Development of a classification and ranking method for the identification of possible biomarkers in two-dimensional gel-electrophoresis based on principal component analysis and variable selection procedures

Robotti, Elisa; Marco, Demartini; Gosetti, Fabio; Giorgio, Calabrese; Marengo, Emilio

doi:10.1039/c0mb00124d

The identification of biomarkers is one of the leading research areas in proteomics.

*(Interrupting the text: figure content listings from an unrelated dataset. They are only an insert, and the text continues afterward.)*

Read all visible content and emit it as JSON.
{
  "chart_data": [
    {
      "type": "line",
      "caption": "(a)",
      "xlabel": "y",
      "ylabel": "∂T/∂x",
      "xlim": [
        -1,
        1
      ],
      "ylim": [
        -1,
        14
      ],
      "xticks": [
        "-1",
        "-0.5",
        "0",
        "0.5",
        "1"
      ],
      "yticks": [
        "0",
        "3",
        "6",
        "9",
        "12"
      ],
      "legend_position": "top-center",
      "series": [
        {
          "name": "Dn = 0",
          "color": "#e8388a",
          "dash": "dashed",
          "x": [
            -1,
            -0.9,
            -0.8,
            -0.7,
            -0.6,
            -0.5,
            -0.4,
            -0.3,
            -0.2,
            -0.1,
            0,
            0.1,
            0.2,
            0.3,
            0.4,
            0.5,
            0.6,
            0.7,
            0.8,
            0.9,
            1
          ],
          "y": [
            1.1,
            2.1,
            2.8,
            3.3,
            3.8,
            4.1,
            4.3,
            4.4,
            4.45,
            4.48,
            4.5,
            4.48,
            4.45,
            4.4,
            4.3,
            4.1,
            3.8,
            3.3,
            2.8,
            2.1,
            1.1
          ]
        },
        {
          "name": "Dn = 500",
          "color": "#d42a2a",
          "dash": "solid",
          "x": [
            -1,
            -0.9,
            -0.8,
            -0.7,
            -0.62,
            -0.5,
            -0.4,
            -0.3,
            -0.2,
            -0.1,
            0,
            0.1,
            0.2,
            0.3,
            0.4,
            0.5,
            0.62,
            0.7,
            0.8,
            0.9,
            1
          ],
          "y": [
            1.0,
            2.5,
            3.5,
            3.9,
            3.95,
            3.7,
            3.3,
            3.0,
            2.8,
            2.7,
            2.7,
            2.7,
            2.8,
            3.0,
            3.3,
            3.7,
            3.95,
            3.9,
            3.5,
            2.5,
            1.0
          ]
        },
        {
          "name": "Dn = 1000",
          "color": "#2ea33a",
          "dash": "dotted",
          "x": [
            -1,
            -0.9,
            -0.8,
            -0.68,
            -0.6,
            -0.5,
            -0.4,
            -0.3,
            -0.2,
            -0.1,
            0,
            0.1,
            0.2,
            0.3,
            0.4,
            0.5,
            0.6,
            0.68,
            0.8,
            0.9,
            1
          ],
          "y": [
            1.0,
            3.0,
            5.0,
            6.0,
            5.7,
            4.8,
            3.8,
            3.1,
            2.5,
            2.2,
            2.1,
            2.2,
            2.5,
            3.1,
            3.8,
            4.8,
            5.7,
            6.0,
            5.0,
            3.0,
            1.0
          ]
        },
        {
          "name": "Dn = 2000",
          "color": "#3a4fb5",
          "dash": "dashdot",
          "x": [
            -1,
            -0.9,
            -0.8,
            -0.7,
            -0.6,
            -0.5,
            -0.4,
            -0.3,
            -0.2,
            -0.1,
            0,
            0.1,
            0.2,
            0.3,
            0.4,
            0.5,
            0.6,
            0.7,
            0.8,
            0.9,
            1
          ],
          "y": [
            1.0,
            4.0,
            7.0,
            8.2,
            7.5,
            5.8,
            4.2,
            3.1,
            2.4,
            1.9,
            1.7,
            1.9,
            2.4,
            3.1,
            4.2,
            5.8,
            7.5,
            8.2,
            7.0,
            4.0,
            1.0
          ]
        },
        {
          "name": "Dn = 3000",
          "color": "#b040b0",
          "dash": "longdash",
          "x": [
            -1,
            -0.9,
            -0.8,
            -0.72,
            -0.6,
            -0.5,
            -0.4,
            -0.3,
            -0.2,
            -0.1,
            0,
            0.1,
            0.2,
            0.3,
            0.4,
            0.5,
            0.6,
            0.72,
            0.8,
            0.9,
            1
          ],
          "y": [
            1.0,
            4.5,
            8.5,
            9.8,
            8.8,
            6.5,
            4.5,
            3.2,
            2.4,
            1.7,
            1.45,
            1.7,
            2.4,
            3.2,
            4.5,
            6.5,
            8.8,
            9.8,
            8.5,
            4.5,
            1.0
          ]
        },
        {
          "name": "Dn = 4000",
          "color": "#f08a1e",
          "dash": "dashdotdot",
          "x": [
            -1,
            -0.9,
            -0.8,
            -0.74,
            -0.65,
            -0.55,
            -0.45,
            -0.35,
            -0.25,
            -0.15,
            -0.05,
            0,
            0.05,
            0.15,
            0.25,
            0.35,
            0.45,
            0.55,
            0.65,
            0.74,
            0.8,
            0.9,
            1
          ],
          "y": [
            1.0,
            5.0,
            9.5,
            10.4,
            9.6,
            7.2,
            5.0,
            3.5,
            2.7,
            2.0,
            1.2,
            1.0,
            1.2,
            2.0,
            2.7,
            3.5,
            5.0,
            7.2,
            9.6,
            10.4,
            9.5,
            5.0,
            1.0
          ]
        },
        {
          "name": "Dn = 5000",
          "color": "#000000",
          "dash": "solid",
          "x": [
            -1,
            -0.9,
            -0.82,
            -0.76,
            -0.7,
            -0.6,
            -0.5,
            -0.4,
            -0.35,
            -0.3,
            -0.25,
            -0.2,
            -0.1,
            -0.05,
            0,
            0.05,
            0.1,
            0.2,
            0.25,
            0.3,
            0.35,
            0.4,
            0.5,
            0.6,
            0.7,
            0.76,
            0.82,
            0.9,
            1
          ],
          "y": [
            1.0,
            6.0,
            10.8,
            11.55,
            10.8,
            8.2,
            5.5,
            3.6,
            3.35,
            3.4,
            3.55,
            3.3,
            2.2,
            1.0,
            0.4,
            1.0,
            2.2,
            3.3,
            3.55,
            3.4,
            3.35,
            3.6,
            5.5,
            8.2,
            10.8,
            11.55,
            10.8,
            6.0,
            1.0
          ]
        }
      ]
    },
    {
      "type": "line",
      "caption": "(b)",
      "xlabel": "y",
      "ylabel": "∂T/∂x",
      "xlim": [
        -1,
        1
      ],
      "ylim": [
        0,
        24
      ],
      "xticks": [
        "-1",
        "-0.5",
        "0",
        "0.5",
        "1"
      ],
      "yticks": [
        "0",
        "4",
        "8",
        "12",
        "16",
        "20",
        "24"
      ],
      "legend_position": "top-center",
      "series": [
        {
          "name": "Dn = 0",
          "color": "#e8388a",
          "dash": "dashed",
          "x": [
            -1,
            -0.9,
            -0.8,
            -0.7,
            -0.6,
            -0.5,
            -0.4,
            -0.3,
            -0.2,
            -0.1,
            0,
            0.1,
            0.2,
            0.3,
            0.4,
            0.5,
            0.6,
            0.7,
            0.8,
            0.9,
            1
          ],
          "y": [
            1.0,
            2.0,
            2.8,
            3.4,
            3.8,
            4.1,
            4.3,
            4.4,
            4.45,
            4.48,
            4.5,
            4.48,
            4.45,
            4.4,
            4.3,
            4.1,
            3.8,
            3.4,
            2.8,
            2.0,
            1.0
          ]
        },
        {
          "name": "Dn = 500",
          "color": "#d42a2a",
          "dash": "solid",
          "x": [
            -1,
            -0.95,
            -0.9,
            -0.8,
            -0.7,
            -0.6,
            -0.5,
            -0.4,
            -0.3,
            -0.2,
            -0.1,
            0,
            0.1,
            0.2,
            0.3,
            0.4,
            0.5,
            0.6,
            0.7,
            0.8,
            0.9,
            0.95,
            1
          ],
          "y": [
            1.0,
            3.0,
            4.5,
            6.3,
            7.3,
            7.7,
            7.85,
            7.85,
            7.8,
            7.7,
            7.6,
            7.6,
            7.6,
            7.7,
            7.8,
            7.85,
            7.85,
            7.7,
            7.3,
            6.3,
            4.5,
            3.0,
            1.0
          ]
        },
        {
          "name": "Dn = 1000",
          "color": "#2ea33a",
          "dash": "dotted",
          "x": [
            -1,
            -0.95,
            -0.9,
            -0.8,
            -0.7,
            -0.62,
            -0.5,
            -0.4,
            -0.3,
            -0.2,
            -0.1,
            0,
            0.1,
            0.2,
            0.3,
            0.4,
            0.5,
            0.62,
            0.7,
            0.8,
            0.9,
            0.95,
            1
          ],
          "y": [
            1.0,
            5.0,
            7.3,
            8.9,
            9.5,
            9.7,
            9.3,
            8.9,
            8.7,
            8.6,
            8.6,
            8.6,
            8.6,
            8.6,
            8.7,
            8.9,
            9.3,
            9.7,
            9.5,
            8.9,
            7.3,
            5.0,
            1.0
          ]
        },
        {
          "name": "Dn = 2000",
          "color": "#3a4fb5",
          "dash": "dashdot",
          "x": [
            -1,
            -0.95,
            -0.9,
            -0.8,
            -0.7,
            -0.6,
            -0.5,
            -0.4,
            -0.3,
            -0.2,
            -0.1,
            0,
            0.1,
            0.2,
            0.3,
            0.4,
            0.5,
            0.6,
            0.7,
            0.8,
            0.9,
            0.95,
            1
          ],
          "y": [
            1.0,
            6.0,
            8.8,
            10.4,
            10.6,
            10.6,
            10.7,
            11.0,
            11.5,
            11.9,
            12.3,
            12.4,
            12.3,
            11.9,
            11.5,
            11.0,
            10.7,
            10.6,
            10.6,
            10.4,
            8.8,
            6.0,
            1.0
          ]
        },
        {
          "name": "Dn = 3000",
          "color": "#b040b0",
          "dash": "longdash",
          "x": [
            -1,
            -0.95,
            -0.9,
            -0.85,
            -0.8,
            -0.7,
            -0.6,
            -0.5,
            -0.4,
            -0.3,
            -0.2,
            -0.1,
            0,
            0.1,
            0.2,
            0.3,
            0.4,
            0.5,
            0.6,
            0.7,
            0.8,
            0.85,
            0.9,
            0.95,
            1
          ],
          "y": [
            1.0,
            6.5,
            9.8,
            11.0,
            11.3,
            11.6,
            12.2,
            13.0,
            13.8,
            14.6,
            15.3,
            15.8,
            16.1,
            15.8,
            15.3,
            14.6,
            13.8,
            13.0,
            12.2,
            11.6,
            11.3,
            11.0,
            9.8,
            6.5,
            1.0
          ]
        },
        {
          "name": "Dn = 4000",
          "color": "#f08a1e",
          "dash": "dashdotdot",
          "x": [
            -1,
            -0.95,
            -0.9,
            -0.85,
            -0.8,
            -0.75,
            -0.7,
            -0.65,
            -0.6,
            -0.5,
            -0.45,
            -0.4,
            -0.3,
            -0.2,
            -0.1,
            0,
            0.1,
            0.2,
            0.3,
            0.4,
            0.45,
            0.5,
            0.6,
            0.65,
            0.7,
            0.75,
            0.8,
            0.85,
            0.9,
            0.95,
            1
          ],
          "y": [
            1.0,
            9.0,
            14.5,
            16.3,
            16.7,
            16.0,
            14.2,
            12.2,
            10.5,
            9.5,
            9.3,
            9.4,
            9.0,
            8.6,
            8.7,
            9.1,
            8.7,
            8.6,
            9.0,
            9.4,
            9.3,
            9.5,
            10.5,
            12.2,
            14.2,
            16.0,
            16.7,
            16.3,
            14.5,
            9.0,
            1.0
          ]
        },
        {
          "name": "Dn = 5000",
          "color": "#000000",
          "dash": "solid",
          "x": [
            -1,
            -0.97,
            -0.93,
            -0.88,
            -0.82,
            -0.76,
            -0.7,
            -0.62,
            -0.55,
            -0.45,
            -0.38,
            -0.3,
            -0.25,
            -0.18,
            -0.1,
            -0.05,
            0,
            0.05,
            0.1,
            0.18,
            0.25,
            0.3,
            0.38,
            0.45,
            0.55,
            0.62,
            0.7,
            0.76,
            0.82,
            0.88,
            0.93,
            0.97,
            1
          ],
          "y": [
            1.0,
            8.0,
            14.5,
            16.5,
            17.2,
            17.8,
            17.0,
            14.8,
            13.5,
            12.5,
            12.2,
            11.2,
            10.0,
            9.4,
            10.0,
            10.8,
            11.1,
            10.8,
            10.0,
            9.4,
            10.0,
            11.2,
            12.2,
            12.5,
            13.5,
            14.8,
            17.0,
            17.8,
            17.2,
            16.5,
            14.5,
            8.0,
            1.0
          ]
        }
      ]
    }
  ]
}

When biomarkers have to be searched for in spot volume datasets produced by 2D gel-electrophoresis, problems may arise related to the large number of spots present in each map and the small number of samples available in each class (control/pathological). In such cases multivariate methods are usually exploited together with variable selection procedures, to provide a set of possible biomarkers: they are however usually aimed to the selection of the smallest set of variables (spots) providing the best performances in prediction. This approach seems not to be suitable for the identification of potential biomarkers since in this case all the possible candidate biomarkers have to be identified to provide a general picture of the "pathological state'': in this case exhaustivity has to be preferred to provide a complete understanding of the mechanisms underlying the pathology. We propose here a ranking and classification method, "Ranking-PCA'', based on Principal Component Analysis and variable selection in forward search: the method selects one variable at a time as the one providing the best separation of the two classes investigated in the space given by the relevant PCs. The method was applied to an artificial dataset and a real case-study: Ranking-PCA exhaustively identified the potential biomarkers and provided reliable and robust results.